The IEA, too, supports efforts to limit global warming to a maximum of 2 degrees Celsius. The organization is also calling for the CO2 concentration in the Earth's atmosphere to be limited to 450 parts per million. Tanaka's mathematicians have also developed a scenario that would enable the world to actually achieve that. "I am very optimistic," he said this week in Copenhagen.

Tanaka also agrees that the gigatons of carbon dioxide that are produced and the damage done by them must stop. His primary concern, though, isn't the climate crisis -- he's worried about "creeping" energy crisis. "They are two sides of the same coin," he told attendees of the Copenhagen summit.

He then peppered his listeners with some dizzying figures, but he also had a message for the world leaders negotiating an agreement just a few rooms away: "It would be best if you made the choice now," said Tanaka. "Every year that we lose will cost the countries of the world $500 billion more for the restructuring of our energy systems."

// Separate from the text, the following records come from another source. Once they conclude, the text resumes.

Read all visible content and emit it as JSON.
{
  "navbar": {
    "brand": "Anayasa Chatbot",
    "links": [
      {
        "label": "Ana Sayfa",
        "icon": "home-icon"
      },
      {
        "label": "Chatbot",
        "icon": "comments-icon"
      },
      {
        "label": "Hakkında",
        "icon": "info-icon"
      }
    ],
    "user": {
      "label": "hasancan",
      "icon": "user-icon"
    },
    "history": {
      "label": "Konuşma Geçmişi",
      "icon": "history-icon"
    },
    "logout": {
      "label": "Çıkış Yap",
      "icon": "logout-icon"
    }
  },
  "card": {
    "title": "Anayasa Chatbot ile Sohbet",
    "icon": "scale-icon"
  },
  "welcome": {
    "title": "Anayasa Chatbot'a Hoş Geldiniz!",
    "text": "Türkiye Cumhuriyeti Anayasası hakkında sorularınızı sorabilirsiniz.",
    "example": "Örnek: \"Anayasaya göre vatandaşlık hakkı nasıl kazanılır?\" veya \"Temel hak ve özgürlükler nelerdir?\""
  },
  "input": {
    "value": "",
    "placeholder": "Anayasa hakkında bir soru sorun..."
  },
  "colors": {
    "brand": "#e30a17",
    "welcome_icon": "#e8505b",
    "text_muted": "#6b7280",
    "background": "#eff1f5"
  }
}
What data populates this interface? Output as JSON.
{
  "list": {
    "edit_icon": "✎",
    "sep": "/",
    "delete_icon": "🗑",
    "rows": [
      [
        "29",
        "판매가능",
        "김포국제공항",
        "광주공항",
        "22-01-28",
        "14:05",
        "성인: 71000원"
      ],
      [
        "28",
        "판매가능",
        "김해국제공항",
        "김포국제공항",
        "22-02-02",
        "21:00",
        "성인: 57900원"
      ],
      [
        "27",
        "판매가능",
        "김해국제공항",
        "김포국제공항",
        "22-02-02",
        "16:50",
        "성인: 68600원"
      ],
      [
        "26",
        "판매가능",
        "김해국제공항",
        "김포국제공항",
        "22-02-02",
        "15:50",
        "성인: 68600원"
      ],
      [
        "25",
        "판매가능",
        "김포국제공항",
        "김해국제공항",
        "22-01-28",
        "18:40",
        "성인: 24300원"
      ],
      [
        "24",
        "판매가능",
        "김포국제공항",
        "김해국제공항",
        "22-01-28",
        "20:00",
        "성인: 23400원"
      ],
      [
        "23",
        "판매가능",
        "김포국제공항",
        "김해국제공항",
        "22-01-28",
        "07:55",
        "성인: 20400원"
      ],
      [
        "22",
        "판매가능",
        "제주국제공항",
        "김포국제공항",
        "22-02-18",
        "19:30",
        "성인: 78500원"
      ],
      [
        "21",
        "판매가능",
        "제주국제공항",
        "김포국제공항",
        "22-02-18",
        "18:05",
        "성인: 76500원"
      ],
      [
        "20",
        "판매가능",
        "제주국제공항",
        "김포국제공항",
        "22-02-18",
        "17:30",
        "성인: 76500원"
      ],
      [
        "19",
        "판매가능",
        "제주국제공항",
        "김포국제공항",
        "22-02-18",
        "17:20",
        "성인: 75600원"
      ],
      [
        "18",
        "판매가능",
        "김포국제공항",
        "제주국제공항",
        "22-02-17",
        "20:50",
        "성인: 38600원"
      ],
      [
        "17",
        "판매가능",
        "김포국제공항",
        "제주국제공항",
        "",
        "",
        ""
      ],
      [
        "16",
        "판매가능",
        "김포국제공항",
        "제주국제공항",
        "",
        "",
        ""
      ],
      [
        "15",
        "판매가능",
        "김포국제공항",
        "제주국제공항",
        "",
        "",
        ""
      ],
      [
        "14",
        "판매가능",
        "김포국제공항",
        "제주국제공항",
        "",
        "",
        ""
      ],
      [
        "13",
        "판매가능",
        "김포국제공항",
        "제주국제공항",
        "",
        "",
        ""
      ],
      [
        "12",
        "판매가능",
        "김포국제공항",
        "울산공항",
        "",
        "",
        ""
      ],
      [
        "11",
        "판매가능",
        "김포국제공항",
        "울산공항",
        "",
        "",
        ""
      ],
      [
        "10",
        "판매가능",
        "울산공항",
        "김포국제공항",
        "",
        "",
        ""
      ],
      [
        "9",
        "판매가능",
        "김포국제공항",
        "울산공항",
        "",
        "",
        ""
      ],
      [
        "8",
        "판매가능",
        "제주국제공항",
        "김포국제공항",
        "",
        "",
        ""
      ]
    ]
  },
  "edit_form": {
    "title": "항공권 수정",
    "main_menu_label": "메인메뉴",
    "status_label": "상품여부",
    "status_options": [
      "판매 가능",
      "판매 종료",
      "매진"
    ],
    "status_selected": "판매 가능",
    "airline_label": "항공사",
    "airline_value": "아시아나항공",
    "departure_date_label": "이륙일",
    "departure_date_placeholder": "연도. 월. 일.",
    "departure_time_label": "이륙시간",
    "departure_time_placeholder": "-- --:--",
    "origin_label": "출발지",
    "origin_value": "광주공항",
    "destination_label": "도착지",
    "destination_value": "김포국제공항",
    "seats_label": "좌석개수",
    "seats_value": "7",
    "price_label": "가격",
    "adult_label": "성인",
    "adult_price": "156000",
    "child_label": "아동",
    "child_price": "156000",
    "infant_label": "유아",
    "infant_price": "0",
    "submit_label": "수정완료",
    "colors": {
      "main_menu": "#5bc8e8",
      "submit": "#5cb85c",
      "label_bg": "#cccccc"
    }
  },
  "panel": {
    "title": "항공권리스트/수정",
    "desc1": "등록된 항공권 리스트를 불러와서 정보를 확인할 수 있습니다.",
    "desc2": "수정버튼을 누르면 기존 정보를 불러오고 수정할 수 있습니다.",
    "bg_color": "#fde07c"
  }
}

A Surge in Fossil Fuel Demand

But then Tanaka listed the threat of shortages mankind faces between now and 2030 if things continue as they are now. He said emerging economies would develop an insatiable hunger for resources, creating demand for the consumption of 40 percent more oil, coal and natural gas than today. This would require massive supplies of fossil fuels. The demand for natural gas alone will be around four times the amount that is stored in Russia's reserves. IEA estimates that by 2030, the price for a barrel of oil will be at least $115 and that industrial nations will have to spend as much as 2 percent of their gross domestic product for it -- a serious imbalance Tanaka believes.

That alone is reason enough to abandon our addiction to fossil fuels, he argues. In order to prevent a global increase in temperatures greater than 2 degrees Celsius, carbon dioxide emissions need to be radically reduced. Tanaka said to meet that goal, 20 percent of the total energy supply must come from renewable energies by 2030 and that nuclear power would also be required.

But he argued that two-thirds of carbon emissions reductions should come through more efficient use of energy. Taking those steps could lead to $8.6 trillion in savings over the next 20 years. "I can only hope that the leaders have taken note of these figures for their negotiations," he said.

He said the sum was proof that the global economy wouldn't collapse if the countries agree, as he hoped they would, to drastic emissions curbs. "This is actually an economic summit dealing with a long overdue restructuring of our energy systems."

Tanaka also came with his own medication for anxiety-riddled energy producers, including the oil-producing OPEC states, who stand to lose the most if a deal is struck in Copenhagen. Even under his organization's greener energy scenario, he said, oil companies would still quadruple their profits by 2030.